Menjejakkan kaki di Lawang Sewu mengingatkan saya pada kesenangan si dia pada dunia lain. Sebuah gedung tua di pojokan jalan di bilangan Kota Semarang. Seakan Lawang Sewu telah menjadi oase bagi yang haus akan petualangan dalam gelap berburu arwah. Begitulah juga yang terjadi pada jumlah kunjungan ke Lawang Sewu, 70%-nya ingin membuktikan mitos mistis tersebut.

Menyusuri lorong-lorong Lawang Sewu. #PesonaIndonesia #saptanusantara #dark #shadow

A photo posted by NengBiker (@neng_biker) on

Sambil berbincang dengan guidenya, kami melangkah ke ruangan satu demi satu. Gedung yang terkenal dengan seribu pintunya ini, ternyata hanya punya sembilan ratus sekian pintu. Ruang bawah tanahnya masih direnovasi, btw, jadi pengunjung belum bisa mengekpsplor lagi seperti dulu. Sementara di lantai tiganya sedang ada pemotretan fashion. Yang tidak kita ketahui sebelumnya, di Lawang Sewu gedung A ada tangga tersembunyi.

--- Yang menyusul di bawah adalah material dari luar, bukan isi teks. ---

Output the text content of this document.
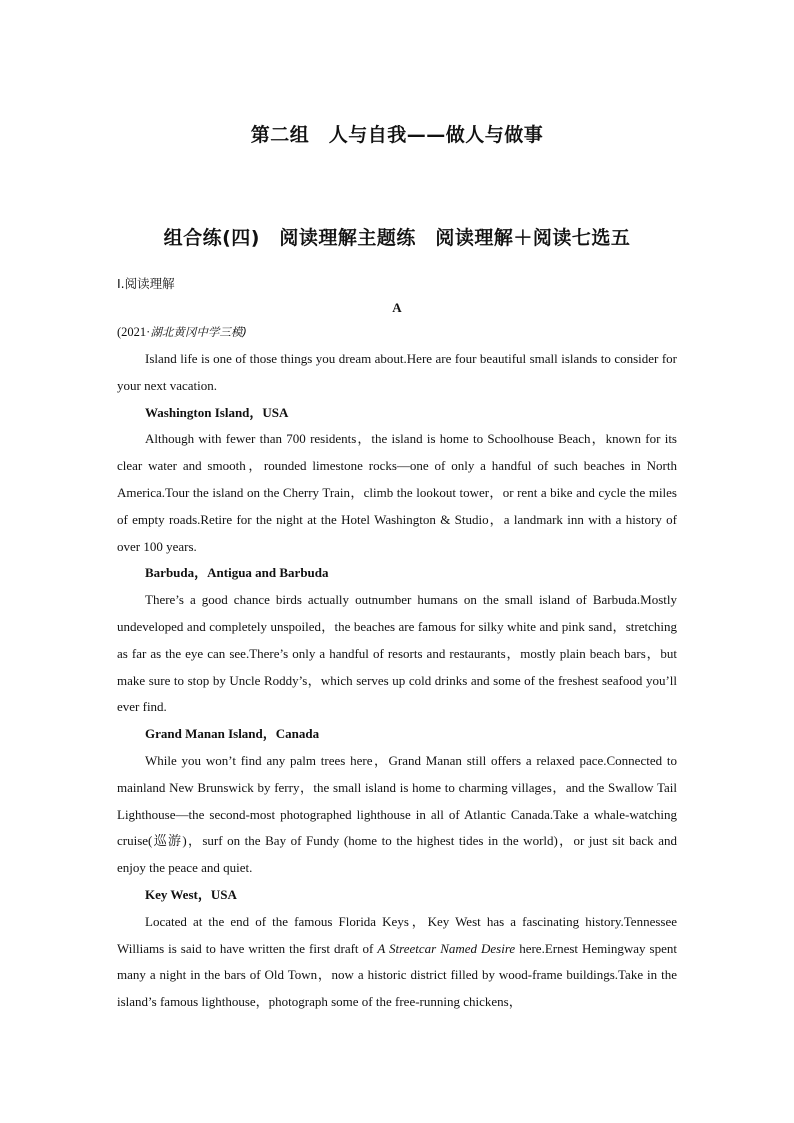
第二组　人与自我——做人与做事
组合练(四)　阅读理解主题练　阅读理解＋阅读七选五
Ⅰ.阅读理解
A
(2021·湖北黄冈中学三模)

Island life is one of those things you dream about.Here are four beautiful small islands to consider for your next vacation.

Washington Island，USA

Although with fewer than 700 residents，the island is home to Schoolhouse Beach，known for its clear water and smooth，rounded limestone rocks—one of only a handful of such beaches in North America.Tour the island on the Cherry Train，climb the lookout tower，or rent a bike and cycle the miles of empty roads.Retire for the night at the Hotel Washington & Studio，a landmark inn with a history of over 100 years.

Barbuda，Antigua and Barbuda

There’s a good chance birds actually outnumber humans on the small island of Barbuda.Mostly undeveloped and completely unspoiled，the beaches are famous for silky white and pink sand，stretching as far as the eye can see.There’s only a handful of resorts and restaurants，mostly plain beach bars，but make sure to stop by Uncle Roddy’s，which serves up cold drinks and some of the freshest seafood you’ll ever find.

Grand Manan Island，Canada

While you won’t find any palm trees here，Grand Manan still offers a relaxed pace.Connected to mainland New Brunswick by ferry，the small island is home to charming villages，and the Swallow Tail Lighthouse—the second-most photographed lighthouse in all of Atlantic Canada.Take a whale-watching cruise(巡游)，surf on the Bay of Fundy (home to the highest tides in the world)，or just sit back and enjoy the peace and quiet.

Key West，USA

Located at the end of the famous Florida Keys，Key West has a fascinating history.Tennessee Williams is said to have written the first draft of A Streetcar Named Desire here.Ernest Hemingway spent many a night in the bars of Old Town，now a historic district filled by wood-frame buildings.Take in the island’s famous lighthouse，photograph some of the free-running chickens，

Tangga besi melingkar itu terletak di samping tangga naik ke lantai dua yang dihiasi kaca patri tinggi sepanjang dindingnya. Uniknya, tangga besi tersebut tidak dilas, tapi dipantek satu demi satu. Bertingkat sampai ke lantai tiga. Meski berbentuk simetris dengan sayap bangunan sebelahnya, tangga besi ini cuma satu. Sedang yang menghubungkan ke lantai tiga lainnya, ada dua tangga kayu yang berada di masing-masing ujung selasarnya.

Hari ini Lawang Sewu masih terus mempercantik diri. Setiap ruangnya dibenahi, dibersihkan, dan ngga ada furniturnya. Mungkin saat kamu berkunjung di kemudian hari sudah kembali dilengkapi.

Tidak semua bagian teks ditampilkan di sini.